Problem Statement:

Google's marketing team is making a Superbowl commercial and needs a simple statistic to put on their TV ad: the median number of searches a person made last year.

However, at Google scale, querying the 2 trillion searches is too costly. Luckily, you have access to the summary table which tells you the number of searches made last year and how many Google users fall into that bucket.

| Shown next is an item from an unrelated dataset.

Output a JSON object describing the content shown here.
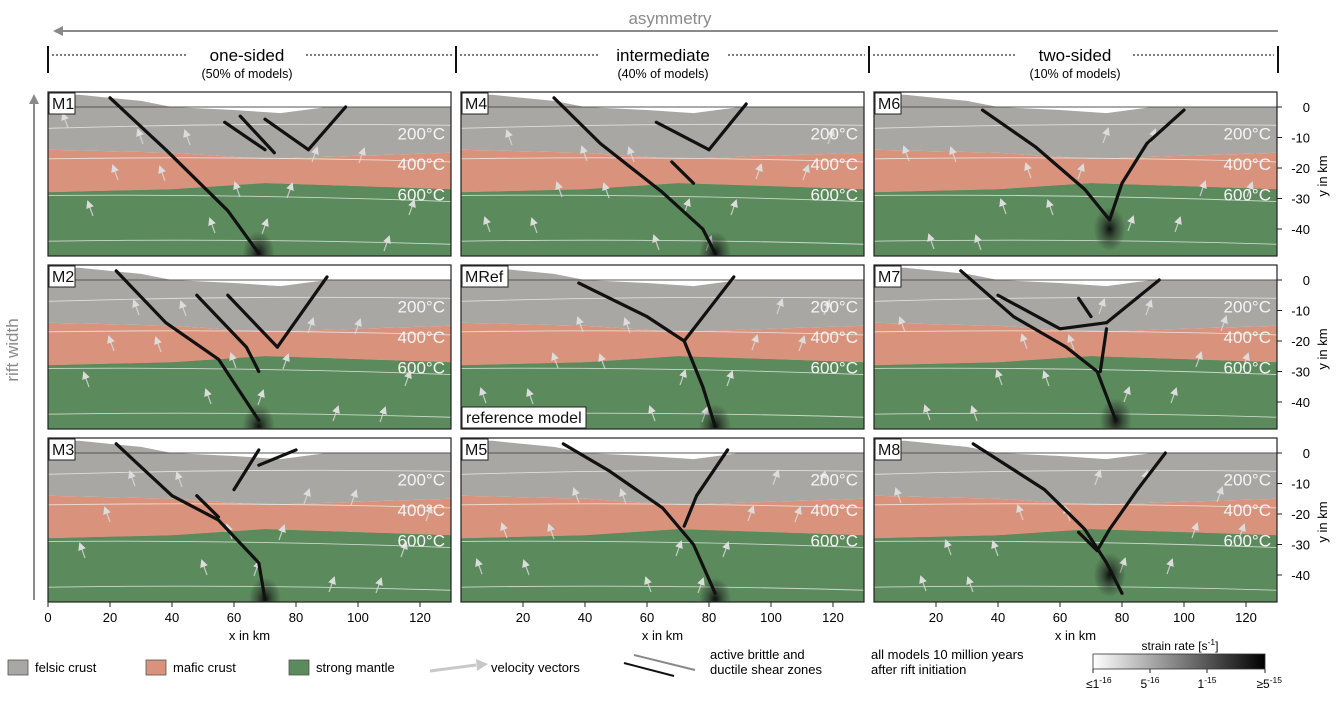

Write a query to report the median of searches made by a user. Round the median to one decimal point.

In [0]:
from pyspark.sql.types import *

# Define the schema for the DataFrame
schema = StructType([
    StructField("searches", IntegerType(), True),
    StructField("num_users", IntegerType(), True)
])

# Create the data
data = [
    (1, 2),
    (2, 2),
    (3, 3),
    (4, 1)
]

# Create DataFrame
df = spark.createDataFrame(data, schema)

# display DataFrame
df.display()


searches,num_users
1,2
2,2
3,3
4,1


In [0]:
from pyspark.sql.functions import *

# Sort DataFrame by 'searches' column
df_sorted = df.orderBy("searches")

# Count total number of rows
count = df_sorted.count()

# Calculate median based on the row count (odd or even)
if count % 2 == 1:
    # Odd number of rows, select the middle one
    median_value = df_sorted.collect()[count // 2]["searches"]
else:
    # Even number of rows, calculate the average of the two middle values
    middle1 = df_sorted.collect()[(count // 2) - 1]["searches"]
    middle2 = df_sorted.collect()[(count // 2)]["searches"]
    median_value = (middle1 + middle2) / 2

# Show the result
print(f"Median: {median_value}")


Median: 2.5


In [0]:
# Create a temporary view for SQL operations
df.createOrReplaceTempView("search_frequency")

In [0]:
%sql
WITH OrderedSearches AS (
  SELECT 
    searches,
    ROW_NUMBER() OVER (ORDER BY searches) AS row_num,
    COUNT(*) OVER () AS total_rows
  FROM 
    search_frequency
)

SELECT 
  AVG(searches) AS median
FROM 
  OrderedSearches
WHERE 
  row_num IN (FLOOR((total_rows + 1) / 2.0)::INTEGER, CEIL((total_rows + 1) / 2.0)::INTEGER);


median
2.5


Explanation:

df.orderBy("searches") sorts the DataFrame by the searches column.

count = df_sorted.count() gives the total number of rows.

For an odd number of rows, we pick the middle element.

For an even number of rows, we take the average of the two middle elements.

This code calculates the median without using approxQuantile() and provides the same output of 2.5 for the provided data.